How many people are ‘officially’ victims of modern slavery?
This report counts ‘potential’ victims of modern slavery. They are people who have been initially identified as victims, but they may have not yet received an official status from the government about whether or not they are confirmed by the state to be a victim. This process has two stages, and the result is determined by one of two ‘competent authorities’.
In Annex G of the report, we can see the decision status of the total numbers of exploited people. Of those 6,993 potential victims found in 2018 a staggering 3,706, over 50% of the potential victims, have still not received a conclusive grounds decision. The vast majority of these cases – 3,007 – are non-UK and non-EU nationals, whose decisions are looked after by UK Visas and Immigration (UKVI).

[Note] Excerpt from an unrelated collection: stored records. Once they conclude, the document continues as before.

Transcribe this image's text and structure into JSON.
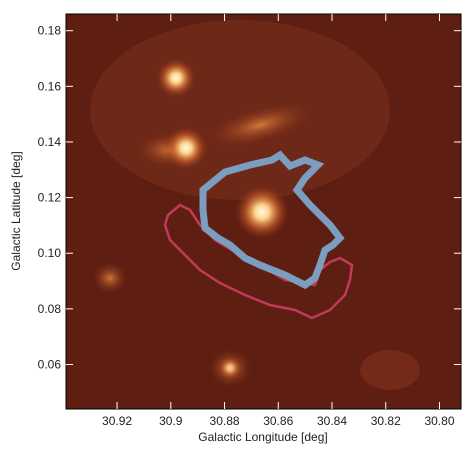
{
  "chart_data": {
    "type": "image",
    "xlabel": "Galactic Longitude [deg]",
    "ylabel": "Galactic Latitude [deg]",
    "xlim": [
      30.939,
      30.792
    ],
    "ylim": [
      0.044,
      0.186
    ],
    "xticks": [
      30.92,
      30.9,
      30.88,
      30.86,
      30.84,
      30.82,
      {
        "value": 30.8,
        "label": "30.80"
      }
    ],
    "yticks": [
      0.06,
      0.08,
      {
        "value": 0.1,
        "label": "0.10"
      },
      0.12,
      0.14,
      0.16,
      0.18
    ]
  }
}
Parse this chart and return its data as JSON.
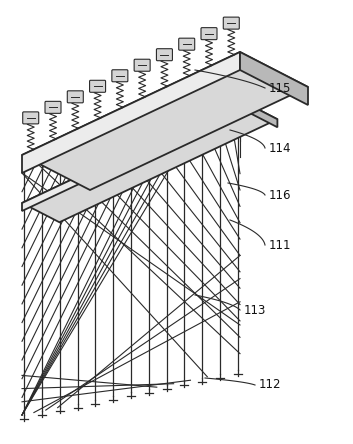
{
  "background_color": "#ffffff",
  "line_color": "#2a2a2a",
  "fill_top": "#d8d8d8",
  "fill_front": "#ececec",
  "fill_side": "#b8b8b8",
  "figsize": [
    3.53,
    4.44
  ],
  "dpi": 100,
  "n_rods": 13,
  "n_springs": 10,
  "n_diag": 10
}
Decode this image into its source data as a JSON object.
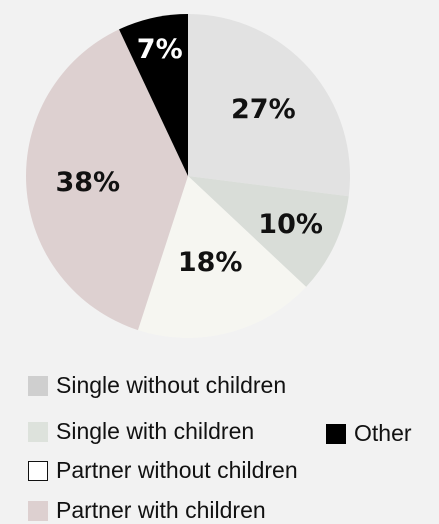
{
  "chart_data": {
    "type": "pie",
    "slices": [
      {
        "label": "Single without children",
        "value": 27,
        "display": "27%",
        "color": "#e2e2e2",
        "text_color": "#111111"
      },
      {
        "label": "Single with children",
        "value": 10,
        "display": "10%",
        "color": "#d9ddd8",
        "text_color": "#111111"
      },
      {
        "label": "Partner without children",
        "value": 18,
        "display": "18%",
        "color": "#f6f6f1",
        "text_color": "#111111"
      },
      {
        "label": "Partner with children",
        "value": 38,
        "display": "38%",
        "color": "#ddd0d0",
        "text_color": "#111111"
      },
      {
        "label": "Other",
        "value": 7,
        "display": "7%",
        "color": "#000000",
        "text_color": "#ffffff"
      }
    ],
    "start": "12 o'clock",
    "direction": "clockwise",
    "legend": {
      "placement": "bottom",
      "items": [
        {
          "label": "Single without children",
          "swatch_color": "#cfcfcf",
          "swatch_border": "none"
        },
        {
          "label": "Single with children",
          "swatch_color": "#dde2dc",
          "swatch_border": "none"
        },
        {
          "label": "Other",
          "swatch_color": "#000000",
          "swatch_border": "none"
        },
        {
          "label": "Partner without children",
          "swatch_color": "#ffffff",
          "swatch_border": "#111111"
        },
        {
          "label": "Partner with children",
          "swatch_color": "#ddd0d0",
          "swatch_border": "none"
        }
      ]
    }
  }
}
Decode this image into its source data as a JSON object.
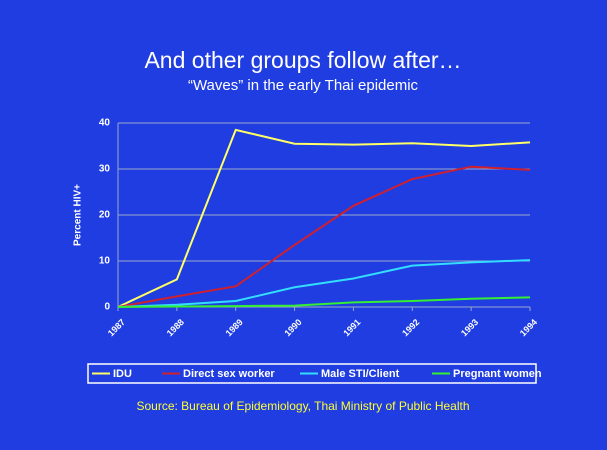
{
  "chart_data": {
    "type": "line",
    "title": "And other groups follow after…",
    "subtitle": "“Waves” in the early Thai epidemic",
    "ylabel": "Percent HIV+",
    "source": "Source: Bureau of Epidemiology, Thai Ministry of Public Health",
    "x": [
      1987,
      1988,
      1989,
      1990,
      1991,
      1992,
      1993,
      1994
    ],
    "xlim": [
      1987,
      1994
    ],
    "xticks": [
      1987,
      1988,
      1989,
      1990,
      1991,
      1992,
      1993,
      1994
    ],
    "ylim": [
      0,
      40
    ],
    "yticks": [
      0,
      10,
      20,
      30,
      40
    ],
    "grid": true,
    "legend": "bottom",
    "series": [
      {
        "name": "IDU",
        "color": "#ffff66",
        "values": [
          0,
          6,
          38.5,
          35.5,
          35.3,
          35.6,
          35,
          35.8
        ]
      },
      {
        "name": "Direct sex worker",
        "color": "#d02030",
        "values": [
          0,
          2.3,
          4.5,
          13.5,
          22,
          27.8,
          30.5,
          29.8
        ]
      },
      {
        "name": "Male STI/Client",
        "color": "#33ddff",
        "values": [
          0,
          0.5,
          1.3,
          4.3,
          6.2,
          9,
          9.7,
          10.2
        ]
      },
      {
        "name": "Pregnant women",
        "color": "#33ee33",
        "values": [
          0,
          0.1,
          0.2,
          0.3,
          1,
          1.3,
          1.8,
          2.1
        ]
      }
    ]
  }
}
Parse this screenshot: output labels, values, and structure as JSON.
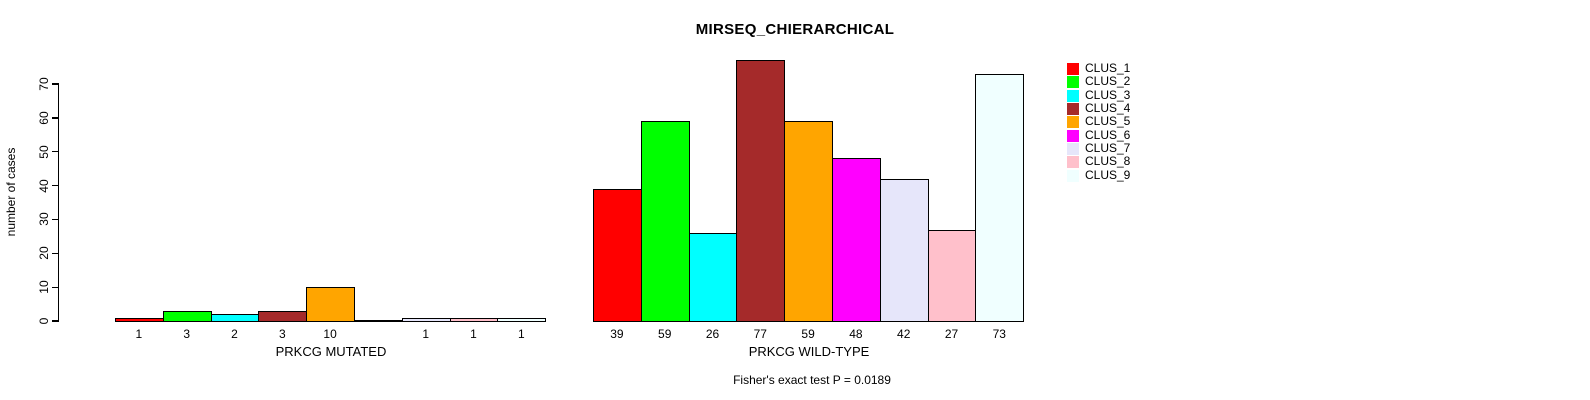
{
  "chart_data": {
    "type": "bar",
    "title": "MIRSEQ_CHIERARCHICAL",
    "ylabel": "number of cases",
    "yticks": [
      0,
      10,
      20,
      30,
      40,
      50,
      60,
      70
    ],
    "ylim": [
      0,
      77
    ],
    "grid": false,
    "legend_position": "right",
    "footnote": "Fisher's exact test P = 0.0189",
    "clusters": [
      {
        "name": "CLUS_1",
        "color": "#FF0000"
      },
      {
        "name": "CLUS_2",
        "color": "#00FF00"
      },
      {
        "name": "CLUS_3",
        "color": "#00FFFF"
      },
      {
        "name": "CLUS_4",
        "color": "#A52A2A"
      },
      {
        "name": "CLUS_5",
        "color": "#FFA500"
      },
      {
        "name": "CLUS_6",
        "color": "#FF00FF"
      },
      {
        "name": "CLUS_7",
        "color": "#E6E6FA"
      },
      {
        "name": "CLUS_8",
        "color": "#FFC0CB"
      },
      {
        "name": "CLUS_9",
        "color": "#F0FFFF"
      }
    ],
    "groups": [
      {
        "label": "PRKCG MUTATED",
        "values": [
          1,
          3,
          2,
          3,
          10,
          0,
          1,
          1,
          1
        ]
      },
      {
        "label": "PRKCG WILD-TYPE",
        "values": [
          39,
          59,
          26,
          77,
          59,
          48,
          42,
          27,
          73
        ]
      }
    ]
  }
}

This raises a few questions. Firstly why are UKVI experiencing such a backlog when the other competent authority (the NCA’s Modern Slavery & Human Trafficking Unit) are not? Secondly, what is happening to all of these victims who are waiting for their status to be confirmed?
We have heard from organisations supporting survivors that it is traumatic for their clients to have to wait a long time for a decision. The feeling of being in limbo, and in another situation that is outside their control, makes it difficult for them to begin the healing process. The report does not disclose how long the average person is kept waiting, but any delay could be detrimental to their recovery.
It is interesting to contrast and compare these statistics to previous years and note trends and changes, but at the end of the day it is important to remember that each number is a real person, who has no doubt gone through a traumatic experience, whether or not they meet the criteria of an ‘official’ victim of modern slavery. We pray that each person represented by these statistics would find safety and healing.